Baking In A Tornado signature | | #MyGraphics

Peanut Butter Creme Brownies

NOTE: I used a box brownie mix (with canola oil), and reduced fat peanut butter in this recipe to lower the fat content. You can use any brownie recipe and full fat peanut butter if you choose.

1 box (about 18 oz) dark chocolate fudge brownie mix
1/2 cup reduced fat peanut butter
1/2 cup marshmallow creme
2 TBSP milk

*Grease a 9 X 13 baking pan.
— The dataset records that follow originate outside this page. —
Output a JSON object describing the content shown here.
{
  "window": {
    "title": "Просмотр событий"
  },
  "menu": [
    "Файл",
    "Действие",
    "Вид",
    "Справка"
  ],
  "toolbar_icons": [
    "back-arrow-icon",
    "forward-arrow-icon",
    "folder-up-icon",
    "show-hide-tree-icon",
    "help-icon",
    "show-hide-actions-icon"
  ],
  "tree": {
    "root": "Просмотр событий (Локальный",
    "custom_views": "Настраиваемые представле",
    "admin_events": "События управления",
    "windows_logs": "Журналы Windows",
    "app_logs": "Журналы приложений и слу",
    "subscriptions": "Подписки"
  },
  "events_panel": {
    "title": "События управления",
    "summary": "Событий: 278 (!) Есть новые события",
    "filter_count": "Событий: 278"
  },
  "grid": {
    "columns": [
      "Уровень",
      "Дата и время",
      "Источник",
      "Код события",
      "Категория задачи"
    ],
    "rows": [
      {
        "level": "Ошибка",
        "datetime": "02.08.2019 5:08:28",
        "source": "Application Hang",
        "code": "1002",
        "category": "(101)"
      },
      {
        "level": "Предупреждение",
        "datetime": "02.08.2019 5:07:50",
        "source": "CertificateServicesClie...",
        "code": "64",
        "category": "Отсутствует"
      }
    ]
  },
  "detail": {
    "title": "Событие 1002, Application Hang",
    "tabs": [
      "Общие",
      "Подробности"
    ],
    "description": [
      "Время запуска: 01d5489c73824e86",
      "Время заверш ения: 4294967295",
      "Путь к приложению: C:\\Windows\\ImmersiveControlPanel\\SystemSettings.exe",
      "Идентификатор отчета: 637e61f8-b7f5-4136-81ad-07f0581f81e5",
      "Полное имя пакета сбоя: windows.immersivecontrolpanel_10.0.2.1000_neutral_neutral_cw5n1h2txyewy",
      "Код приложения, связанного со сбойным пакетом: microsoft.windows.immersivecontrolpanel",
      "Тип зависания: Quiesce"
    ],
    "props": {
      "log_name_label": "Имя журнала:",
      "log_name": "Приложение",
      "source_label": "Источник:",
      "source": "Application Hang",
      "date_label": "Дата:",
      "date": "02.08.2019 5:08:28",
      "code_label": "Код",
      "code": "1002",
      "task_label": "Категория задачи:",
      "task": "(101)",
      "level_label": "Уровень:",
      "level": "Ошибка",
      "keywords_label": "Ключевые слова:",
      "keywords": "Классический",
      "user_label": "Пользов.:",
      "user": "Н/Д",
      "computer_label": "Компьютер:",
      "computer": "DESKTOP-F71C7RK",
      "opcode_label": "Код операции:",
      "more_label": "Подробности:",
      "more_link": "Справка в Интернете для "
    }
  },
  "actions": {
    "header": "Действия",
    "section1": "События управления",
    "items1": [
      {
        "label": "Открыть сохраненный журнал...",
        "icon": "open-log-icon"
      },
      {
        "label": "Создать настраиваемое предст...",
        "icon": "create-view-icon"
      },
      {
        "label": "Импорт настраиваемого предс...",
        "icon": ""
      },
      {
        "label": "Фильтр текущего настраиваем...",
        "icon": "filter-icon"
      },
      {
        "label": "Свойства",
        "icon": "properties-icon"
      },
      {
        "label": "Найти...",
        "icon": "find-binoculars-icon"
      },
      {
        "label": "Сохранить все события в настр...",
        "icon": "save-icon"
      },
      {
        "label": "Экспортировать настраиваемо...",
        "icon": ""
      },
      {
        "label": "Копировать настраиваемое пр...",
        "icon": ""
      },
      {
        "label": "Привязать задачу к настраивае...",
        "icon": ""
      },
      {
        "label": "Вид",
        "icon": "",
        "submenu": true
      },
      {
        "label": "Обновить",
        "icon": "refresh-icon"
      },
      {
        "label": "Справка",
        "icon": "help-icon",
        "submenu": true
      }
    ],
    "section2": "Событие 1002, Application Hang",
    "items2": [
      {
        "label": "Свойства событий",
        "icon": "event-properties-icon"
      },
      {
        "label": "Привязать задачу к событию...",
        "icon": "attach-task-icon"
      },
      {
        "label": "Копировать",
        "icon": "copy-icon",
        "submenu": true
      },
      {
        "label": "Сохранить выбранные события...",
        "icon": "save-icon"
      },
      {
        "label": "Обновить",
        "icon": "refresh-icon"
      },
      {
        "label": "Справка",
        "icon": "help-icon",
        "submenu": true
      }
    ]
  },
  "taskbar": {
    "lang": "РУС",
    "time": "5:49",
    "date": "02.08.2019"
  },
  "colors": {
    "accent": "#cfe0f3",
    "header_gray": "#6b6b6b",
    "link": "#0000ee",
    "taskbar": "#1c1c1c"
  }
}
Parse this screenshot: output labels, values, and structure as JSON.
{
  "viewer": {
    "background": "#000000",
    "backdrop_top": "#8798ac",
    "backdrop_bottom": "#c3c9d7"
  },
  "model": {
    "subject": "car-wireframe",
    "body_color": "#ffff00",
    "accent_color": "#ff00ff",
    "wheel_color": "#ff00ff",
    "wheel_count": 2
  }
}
Preheat oven to 350 degrees.
*Prepare the brownie mix as per box directions, or prepare your own brownie recipe as you normally would.
*Spread the brownie batter evenly into the prepared pan.
*Whisk together the peanut butter, marshmallow creme and milk until smooth. 
*Place into a sealable plastic bag, snip the corner and pipe onto the brownie batter. Using a toothpick, swirl the peanut butter mixture through the top of the brownie batter.
*Bake for 20 to 25 minutes until the edges have browned and the brownie are fully set. Cool completely before slicing.